By: Madeline Anderson Email
By: Madeline Anderson Email

Published: Thursday, March 6, 2014 --- 8:30 p.m.

Ten years ago Barbara Gadbois never thought she'd be attending her second training on Fetal Alcohol Spectrum Disorder.

"I didn't care about it before. It didn't matter," Gadbois said. "I didn't think I knew anybody with it. And then Thomas came into our lives."

When her daughter was 18, she became pregnant but didn't stop abusing alcohol and drugs.

"The doctor, she told my daughter that she could have a drink a day. She didn't ask my daughter what her drinking history was at that time," Gadbois said.

Unable to take care of Thomas once he was born, Gadbois and her husband adopted their daughter's son, soon learning Thomas is different from most children.

"When he was much younger, we had a lot of meltdowns to deal with every day," she said. "He doesn't make friends very easily.
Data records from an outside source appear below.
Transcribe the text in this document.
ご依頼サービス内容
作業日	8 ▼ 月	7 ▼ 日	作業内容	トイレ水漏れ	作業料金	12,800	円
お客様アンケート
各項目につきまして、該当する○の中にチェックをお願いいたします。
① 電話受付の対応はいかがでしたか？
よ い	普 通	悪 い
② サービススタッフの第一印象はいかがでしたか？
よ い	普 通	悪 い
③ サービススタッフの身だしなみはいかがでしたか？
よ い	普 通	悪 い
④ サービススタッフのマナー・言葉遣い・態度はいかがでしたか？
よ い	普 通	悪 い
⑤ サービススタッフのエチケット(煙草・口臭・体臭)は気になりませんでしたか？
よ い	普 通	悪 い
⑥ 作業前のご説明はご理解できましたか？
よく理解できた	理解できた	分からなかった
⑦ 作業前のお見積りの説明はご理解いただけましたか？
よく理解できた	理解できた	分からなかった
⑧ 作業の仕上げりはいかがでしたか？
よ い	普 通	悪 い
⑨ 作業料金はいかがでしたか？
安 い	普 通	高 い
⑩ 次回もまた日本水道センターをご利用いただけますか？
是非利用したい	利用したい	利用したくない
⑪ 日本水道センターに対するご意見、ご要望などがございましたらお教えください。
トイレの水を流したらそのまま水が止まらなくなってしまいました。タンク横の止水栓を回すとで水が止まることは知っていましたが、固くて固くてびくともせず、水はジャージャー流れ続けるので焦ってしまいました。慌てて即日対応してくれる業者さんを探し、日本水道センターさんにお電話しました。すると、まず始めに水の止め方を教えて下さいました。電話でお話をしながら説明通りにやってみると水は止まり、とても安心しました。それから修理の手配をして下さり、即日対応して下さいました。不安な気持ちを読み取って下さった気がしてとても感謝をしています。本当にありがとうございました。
He struggles in school. He doesn't have the stamina most 10-year-olds have."

"Typically it's developmental delays, learning problems, behavior problems," said Georgiana Wilton with the UW-Madison Department of Family Medicine.

Wilton is leading a national training at the UW this week. The scientist's goal is to educate the group about FASD symptoms and treatment options for expecting moms.

"It's a little too simplistic to say, it's easy to prevent, just don't drink," Wilton said. "We have to get better as a society at providing services for women who want help. Luckily in Wis. we have a law that says, if a pregnant woman seeks services for alcohol or addiction problems, she gets services within 24 hours."

"It's so important for me to spread that information," Gadbois said. Ten years after becoming a grandmother and a mother at the same time, the Red Cliff, Wis. resident says the training has not only helped her learn more but also helped her forgive.

"It wasn't just my daughter drinking, it was alcohol that did this," Gadbois said. "So that actually helped repair our relationship--learning more."

An OB/GYN at the training said anyone who is pregnant or having unprotected sex and could become pregnant should not drink any amount of alcohol.